The brief was a number: end-to-end p99 under 50ms on an MSK pipeline that was sitting at 141ms. The internet offers about six knobs for this. Two of them did the work. The other four were theatre, and knowing which is which is the difference between a day and a fortnight.
Before / after
| Stage | p99 |
|---|---|
| Baseline | 141 |
| + batch & linger tuned | 88 |
| + partitions matched to consumers | 47 |
| Net | −67% |
The two that mattered
- Producer batching. The default linger.ms=0 was shipping tiny batches under load; nudging linger and batch size let the producer amortize round-trips. That single change took p99 from 141 to 88.
- Partition count matched to consumer parallelism. Consumers were starved waiting on too few partitions. Matching partitions to the real consumer count took us the rest of the way to 47.
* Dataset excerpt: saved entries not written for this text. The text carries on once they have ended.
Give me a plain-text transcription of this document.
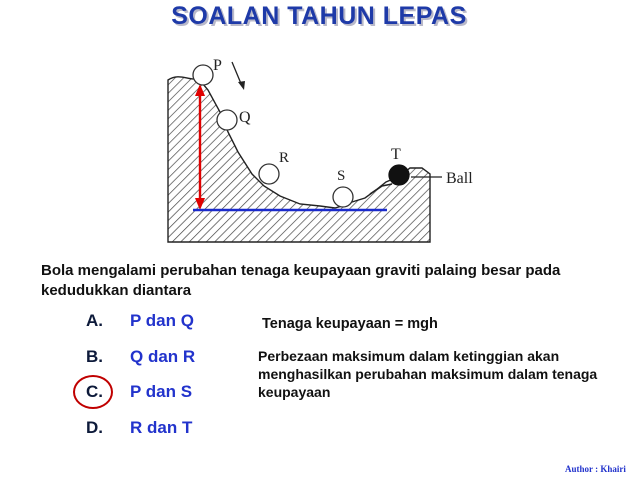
SOALAN TAHUN LEPAS
P
Q
R
S
T
Ball
Bola mengalami perubahan tenaga keupayaan graviti palaing besar pada kedudukkan diantara
A. P dan Q
B. Q dan R
C. P dan S
D. R dan T
Tenaga keupayaan = mgh
Perbezaan maksimum dalam ketinggian akan menghasilkan perubahan maksimum dalam tenaga keupayaan
Author : Khairi
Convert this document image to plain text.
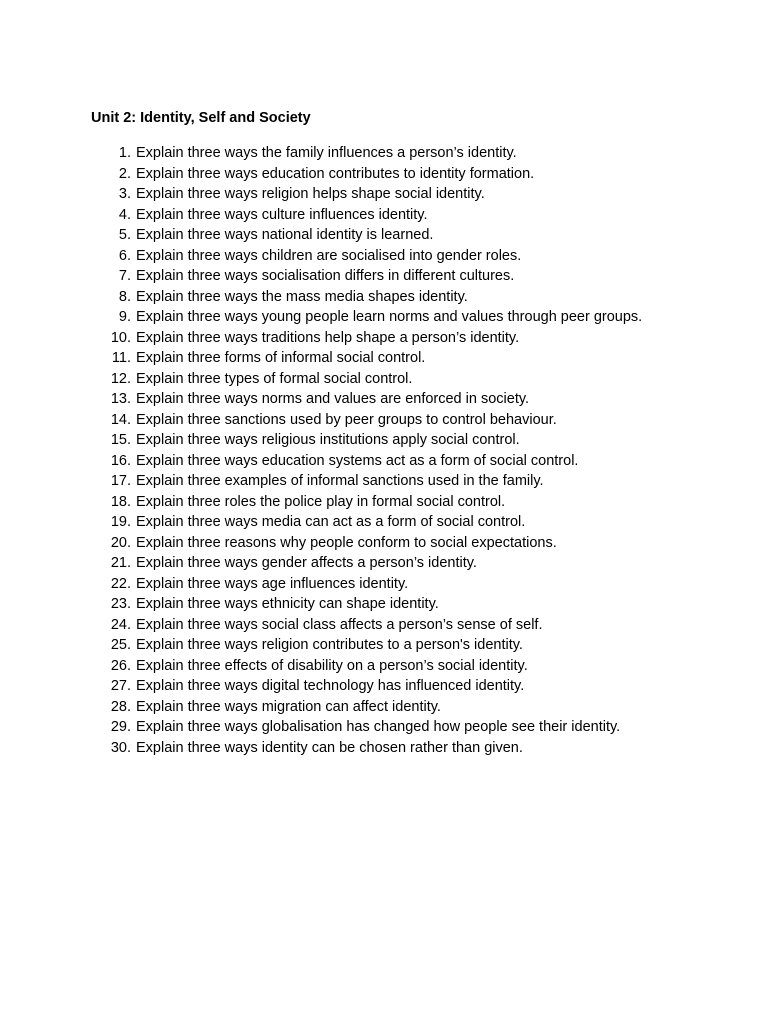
Unit 2: Identity, Self and Society
1. Explain three ways the family influences a person’s identity.
2. Explain three ways education contributes to identity formation.
3. Explain three ways religion helps shape social identity.
4. Explain three ways culture influences identity.
5. Explain three ways national identity is learned.
6. Explain three ways children are socialised into gender roles.
7. Explain three ways socialisation differs in different cultures.
8. Explain three ways the mass media shapes identity.
9. Explain three ways young people learn norms and values through peer groups.
10. Explain three ways traditions help shape a person’s identity.
11. Explain three forms of informal social control.
12. Explain three types of formal social control.
13. Explain three ways norms and values are enforced in society.
14. Explain three sanctions used by peer groups to control behaviour.
15. Explain three ways religious institutions apply social control.
16. Explain three ways education systems act as a form of social control.
17. Explain three examples of informal sanctions used in the family.
18. Explain three roles the police play in formal social control.
19. Explain three ways media can act as a form of social control.
20. Explain three reasons why people conform to social expectations.
21. Explain three ways gender affects a person’s identity.
22. Explain three ways age influences identity.
23. Explain three ways ethnicity can shape identity.
24. Explain three ways social class affects a person’s sense of self.
25. Explain three ways religion contributes to a person's identity.
26. Explain three effects of disability on a person’s social identity.
27. Explain three ways digital technology has influenced identity.
28. Explain three ways migration can affect identity.
29. Explain three ways globalisation has changed how people see their identity.
30. Explain three ways identity can be chosen rather than given.
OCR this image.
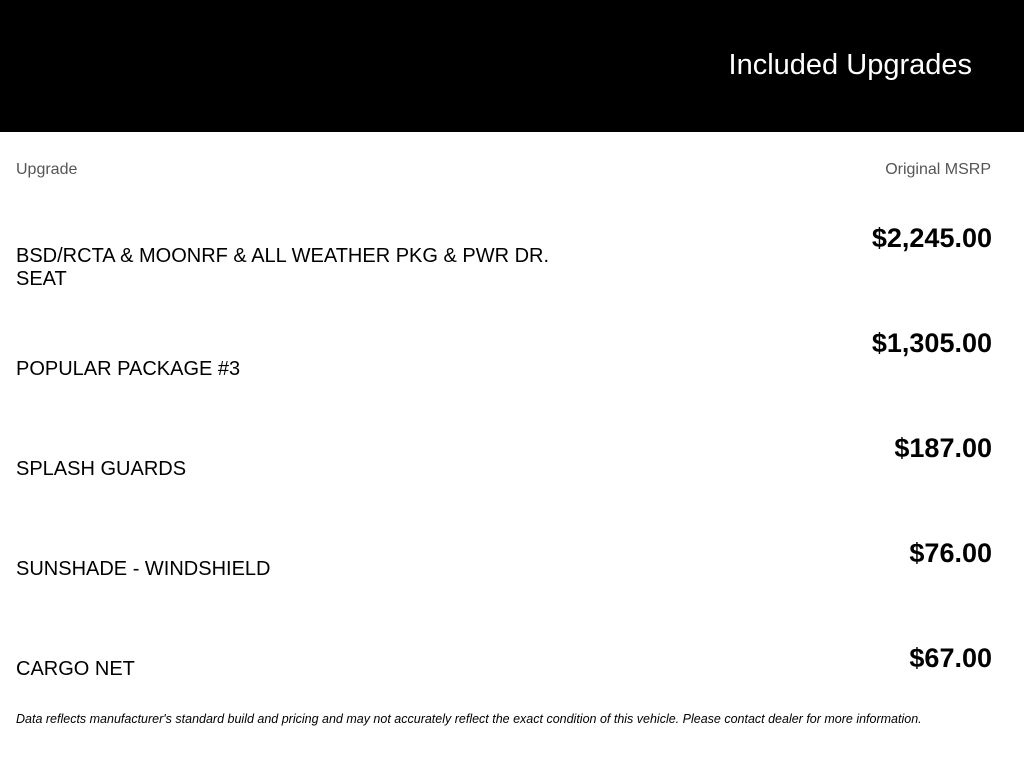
Included Upgrades
Upgrade	Original MSRP
BSD/RCTA & MOONRF & ALL WEATHER PKG & PWR DR. SEAT
$2,245.00
POPULAR PACKAGE #3
$1,305.00
SPLASH GUARDS
$187.00
SUNSHADE - WINDSHIELD
$76.00
CARGO NET	$67.00
Data reflects manufacturer's standard build and pricing and may not accurately reflect the exact condition of this vehicle. Please contact dealer for more information.
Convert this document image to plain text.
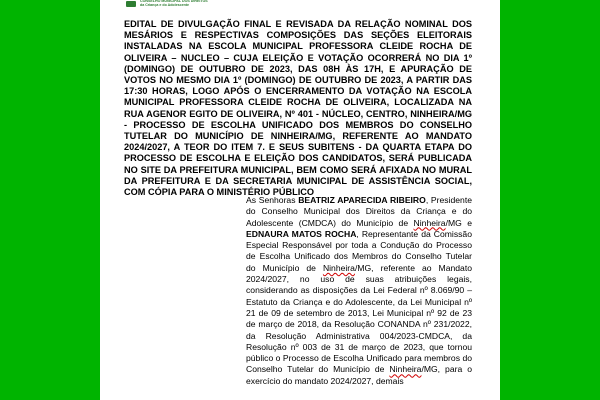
CONSELHO MUNICIPAL DOS DIREITOS
da Criança e do Adolescente
EDITAL DE DIVULGAÇÃO FINAL E REVISADA DA RELAÇÃO NOMINAL DOS MESÁRIOS E RESPECTIVAS COMPOSIÇÕES DAS SEÇÕES ELEITORAIS INSTALADAS NA ESCOLA MUNICIPAL PROFESSORA CLEIDE ROCHA DE OLIVEIRA – NUCLEO – CUJA ELEIÇÃO E VOTAÇÃO OCORRERÁ NO DIA 1º (DOMINGO) DE OUTUBRO DE 2023, DAS 08H ÀS 17H, E APURAÇÃO DE VOTOS NO MESMO DIA 1º (DOMINGO) DE OUTUBRO DE 2023, A PARTIR DAS 17:30 HORAS, LOGO APÓS O ENCERRAMENTO DA VOTAÇÃO NA ESCOLA MUNICIPAL PROFESSORA CLEIDE ROCHA DE OLIVEIRA, LOCALIZADA NA RUA AGENOR EGITO DE OLIVEIRA, Nº 401 - NÚCLEO, CENTRO, NINHEIRA/MG - PROCESSO DE ESCOLHA UNIFICADO DOS MEMBROS DO CONSELHO TUTELAR DO MUNICÍPIO DE NINHEIRA/MG, REFERENTE AO MANDATO 2024/2027, A TEOR DO ITEM 7. E SEUS SUBITENS - DA QUARTA ETAPA DO PROCESSO DE ESCOLHA E ELEIÇÃO DOS CANDIDATOS, SERÁ PUBLICADA NO SITE DA PREFEITURA MUNICIPAL, BEM COMO SERÁ AFIXADA NO MURAL DA PREFEITURA E DA SECRETARIA MUNICIPAL DE ASSISTÊNCIA SOCIAL, COM CÓPIA PARA O MINISTÉRIO PÚBLICO
As Senhoras BEATRIZ APARECIDA RIBEIRO, Presidente do Conselho Municipal dos Direitos da Criança e do Adolescente (CMDCA) do Município de Ninheira/MG e EDNAURA MATOS ROCHA, Representante da Comissão Especial Responsável por toda a Condução do Processo de Escolha Unificado dos Membros do Conselho Tutelar do Município de Ninheira/MG, referente ao Mandato 2024/2027, no uso de suas atribuições legais, considerando as disposições da Lei Federal nº 8.069/90 – Estatuto da Criança e do Adolescente, da Lei Municipal nº 21 de 09 de setembro de 2013, Lei Municipal nº 92 de 23 de março de 2018, da Resolução CONANDA nº 231/2022, da Resolução Administrativa 004/2023-CMDCA, da Resolução nº 003 de 31 de março de 2023, que tornou público o Processo de Escolha Unificado para membros do Conselho Tutelar do Município de Ninheira/MG, para o exercício do mandato 2024/2027, demais
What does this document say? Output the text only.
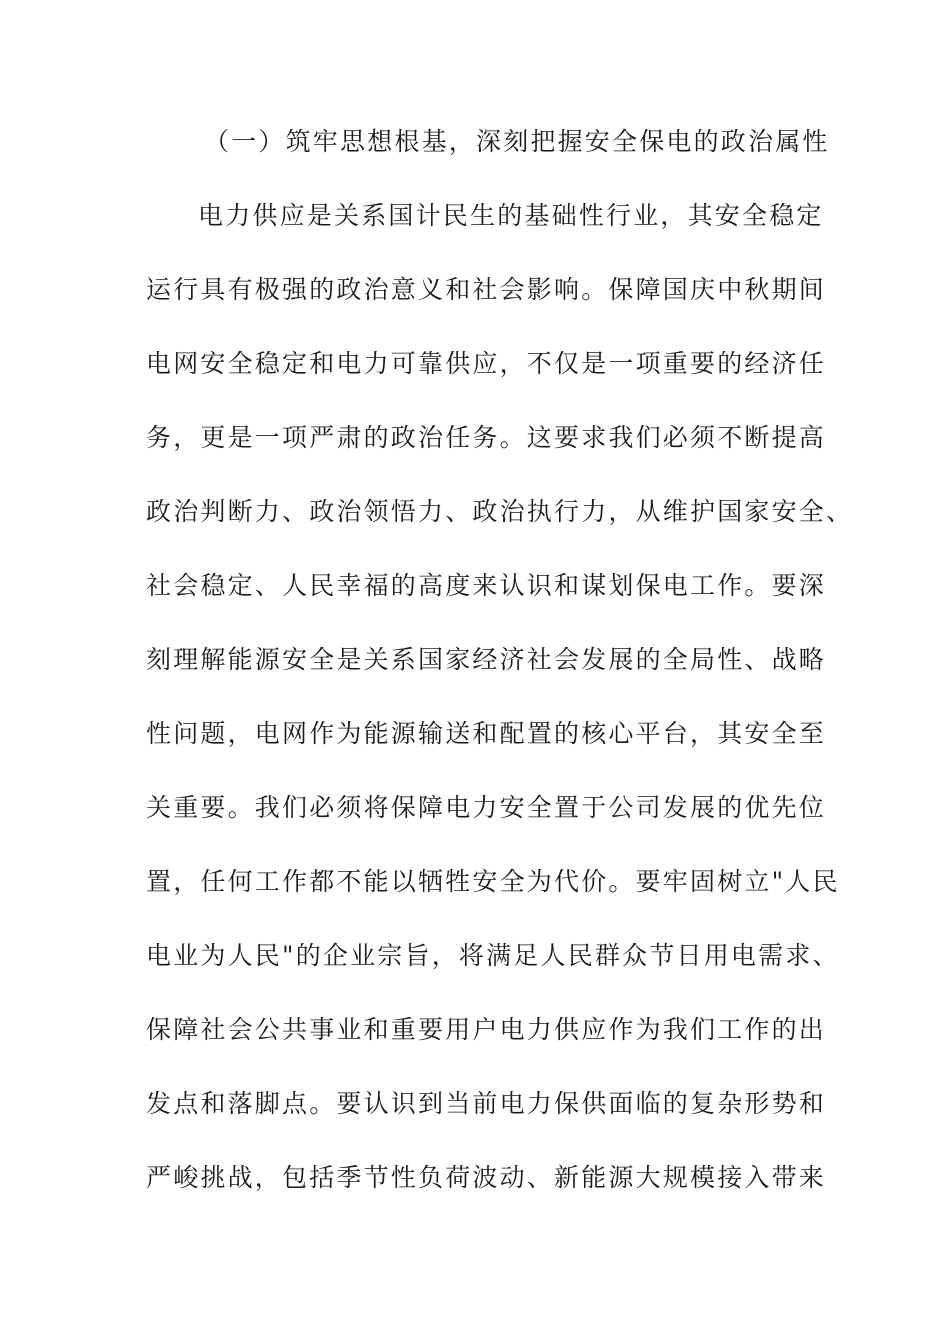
（一）筑牢思想根基，深刻把握安全保电的政治属性
电力供应是关系国计民生的基础性行业，其安全稳定
运行具有极强的政治意义和社会影响。保障国庆中秋期间
电网安全稳定和电力可靠供应，不仅是一项重要的经济任
务，更是一项严肃的政治任务。这要求我们必须不断提高
政治判断力、政治领悟力、政治执行力，从维护国家安全、
社会稳定、人民幸福的高度来认识和谋划保电工作。要深
刻理解能源安全是关系国家经济社会发展的全局性、战略
性问题，电网作为能源输送和配置的核心平台，其安全至
关重要。我们必须将保障电力安全置于公司发展的优先位
置，任何工作都不能以牺牲安全为代价。要牢固树立"人民
电业为人民"的企业宗旨，将满足人民群众节日用电需求、
保障社会公共事业和重要用户电力供应作为我们工作的出
发点和落脚点。要认识到当前电力保供面临的复杂形势和
严峻挑战，包括季节性负荷波动、新能源大规模接入带来
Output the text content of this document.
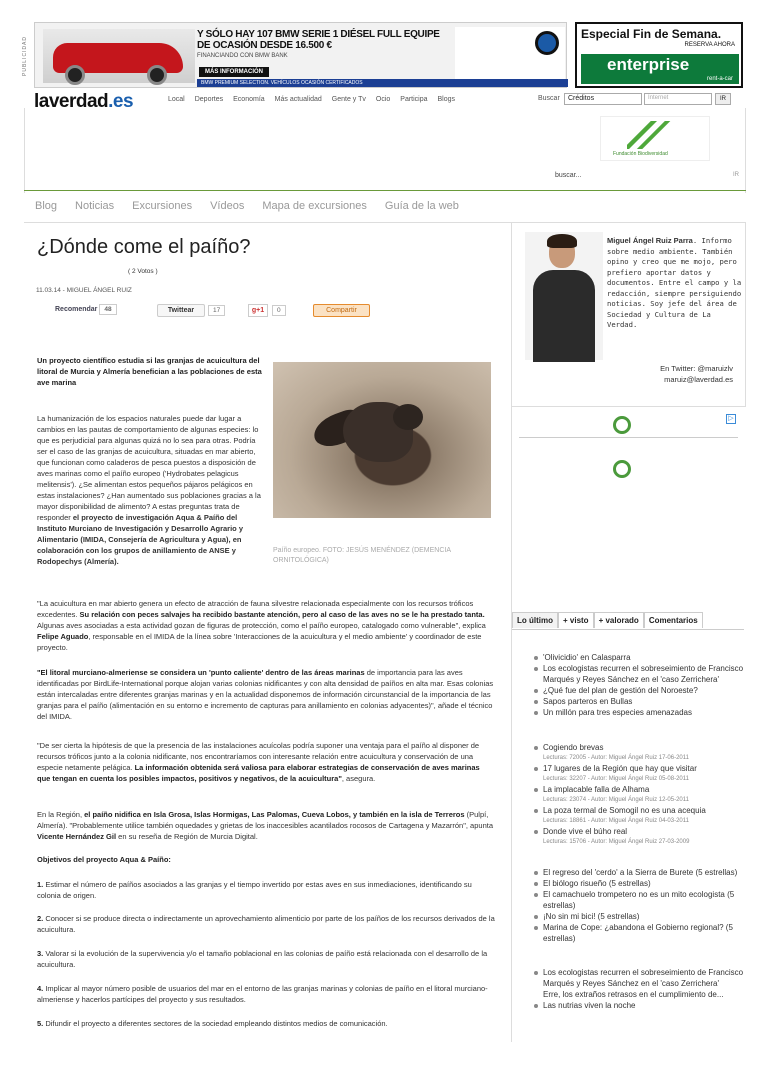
PUBLICIDAD
Y SÓLO HAY 107 BMW SERIE 1 DIÉSEL FULL EQUIPE DE OCASIÓN DESDE 16.500 €
FINANCIANDO CON BMW BANK
MÁS INFORMACIÓN
BMW PREMIUM SELECTION. VEHÍCULOS OCASIÓN CERTIFICADOS
Especial Fin de Semana.
RESERVA AHORA
enterprise
rent-a-car
laverdad.es	Local Deportes Economía Más actualidad Gente y Tv Ocio Participa Blogs	Buscar	Créditos	Internet	IR
Fundación Biodiversidad
buscar...	IR
Blog Noticias Excursiones Vídeos Mapa de excursiones Guía de la web
¿Dónde come el paíño?
( 2 Votos )
11.03.14 - MIGUEL ÁNGEL RUIZ
Recomendar 48	Twittear	17	g+1	0	Compartir

Un proyecto científico estudia si las granjas de acuicultura del litoral de Murcia y Almería benefician a las poblaciones de esta ave marina

Paíño europeo. FOTO: JESÚS MENÉNDEZ (DEMENCIA ORNITOLÓGICA)

La humanización de los espacios naturales puede dar lugar a cambios en las pautas de comportamiento de algunas especies: lo que es perjudicial para algunas quizá no lo sea para otras. Podría ser el caso de las granjas de acuicultura, situadas en mar abierto, que funcionan como caladeros de pesca puestos a disposición de aves marinas como el paíño europeo ('Hydrobates pelagicus melitensis'). ¿Se alimentan estos pequeños pájaros pelágicos en estas instalaciones? ¿Han aumentado sus poblaciones gracias a la mayor disponibilidad de alimento? A estas preguntas trata de responder el proyecto de investigación Aqua & Paíño del Instituto Murciano de Investigación y Desarrollo Agrario y Alimentario (IMIDA, Consejería de Agricultura y Agua), en colaboración con los grupos de anillamiento de ANSE y Rodopechys (Almería).

"La acuicultura en mar abierto genera un efecto de atracción de fauna silvestre relacionada especialmente con los recursos tróficos excedentes. Su relación con peces salvajes ha recibido bastante atención, pero al caso de las aves no se le ha prestado tanta. Algunas aves asociadas a esta actividad gozan de figuras de protección, como el paíño europeo, catalogado como vulnerable", explica Felipe Aguado, responsable en el IMIDA de la línea sobre 'Interacciones de la acuicultura y el medio ambiente' y coordinador de este proyecto.

"El litoral murciano-almeriense se considera un 'punto caliente' dentro de las áreas marinas de importancia para las aves identificadas por BirdLife-International porque alojan varias colonias nidificantes y con alta densidad de paíños en alta mar. Esas colonias están intercaladas entre diferentes granjas marinas y en la actualidad disponemos de información circunstancial de la importancia de las granjas para el paíño (alimentación en su entorno e incremento de capturas para anillamiento en colonias adyacentes)", añade el técnico del IMIDA.

"De ser cierta la hipótesis de que la presencia de las instalaciones acuícolas podría suponer una ventaja para el paíño al disponer de recursos tróficos junto a la colonia nidificante, nos encontraríamos con interesante relación entre acuicultura y conservación de una especie netamente pelágica. La información obtenida será valiosa para elaborar estrategias de conservación de aves marinas que tengan en cuenta los posibles impactos, positivos y negativos, de la acuicultura", asegura.

En la Región, el paíño nidifica en Isla Grosa, Islas Hormigas, Las Palomas, Cueva Lobos, y también en la isla de Terreros (Pulpí, Almería). "Probablemente utilice también oquedades y grietas de los inaccesibles acantilados rocosos de Cartagena y Mazarrón", apunta Vicente Hernández Gil en su reseña de Región de Murcia Digital.

Objetivos del proyecto Aqua & Paíño:

1. Estimar el número de paíños asociados a las granjas y el tiempo invertido por estas aves en sus inmediaciones, identificando su colonia de origen.

2. Conocer si se produce directa o indirectamente un aprovechamiento alimenticio por parte de los paíños de los recursos derivados de la acuicultura.

3. Valorar si la evolución de la supervivencia y/o el tamaño poblacional en las colonias de paíño está relacionada con el desarrollo de la acuicultura.

4. Implicar al mayor número posible de usuarios del mar en el entorno de las granjas marinas y colonias de paíño en el litoral murciano-almeriense y hacerlos partícipes del proyecto y sus resultados.

5. Difundir el proyecto a diferentes sectores de la sociedad empleando distintos medios de comunicación.

Miguel Ángel Ruiz Parra. Informo sobre medio ambiente. También opino y creo que me mojo, pero prefiero aportar datos y documentos. Entre el campo y la redacción, siempre persiguiendo noticias. Soy jefe del área de Sociedad y Cultura de La Verdad.

En Twitter: @maruizlv
maruiz@laverdad.es

▷
Lo último	+ visto	+ valorado	Comentarios
'Olivicidio' en Calasparra
Los ecologistas recurren el sobreseimiento de Francisco Marqués y Reyes Sánchez en el 'caso Zerrichera'
¿Qué fue del plan de gestión del Noroeste?
Sapos parteros en Bullas
Un millón para tres especies amenazadas
Cogiendo brevas
Lecturas: 72005 - Autor: Miguel Ángel Ruiz 17-06-2011
17 lugares de la Región que hay que visitar
Lecturas: 32207 - Autor: Miguel Ángel Ruiz 05-08-2011
La implacable falla de Alhama
Lecturas: 23074 - Autor: Miguel Ángel Ruiz 12-05-2011
La poza termal de Somogil no es una acequia
Lecturas: 18861 - Autor: Miguel Ángel Ruiz 04-03-2011
Donde vive el búho real
Lecturas: 15706 - Autor: Miguel Ángel Ruiz 27-03-2009
El regreso del 'cerdo' a la Sierra de Burete (5 estrellas)
El biólogo risueño (5 estrellas)
El camachuelo trompetero no es un mito ecologista (5 estrellas)
¡No sin mi bici! (5 estrellas)
Marina de Cope: ¿abandona el Gobierno regional? (5 estrellas)
Los ecologistas recurren el sobreseimiento de Francisco Marqués y Reyes Sánchez en el 'caso Zerrichera'
Erre, los extraños retrasos en el cumplimiento de...
Las nutrias viven la noche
The four that were theatre
Bumping broker instance size, adding brokers, fiddling num.io.threads, and chasing compression codecs — all popular, all near-zero impact here, because the bottleneck was never broker CPU. It was batching and parallelism. Throwing hardware at a batching problem just makes an idle cluster more expensive.
Tune the thing that’s actually the constraint. Everything else is moving money to look busy.
The general rule travels further than MSK: measure where the time actually goes before you reach for the knob with the best marketing. Two changes, a 67% cut, and a cluster that didn’t grow.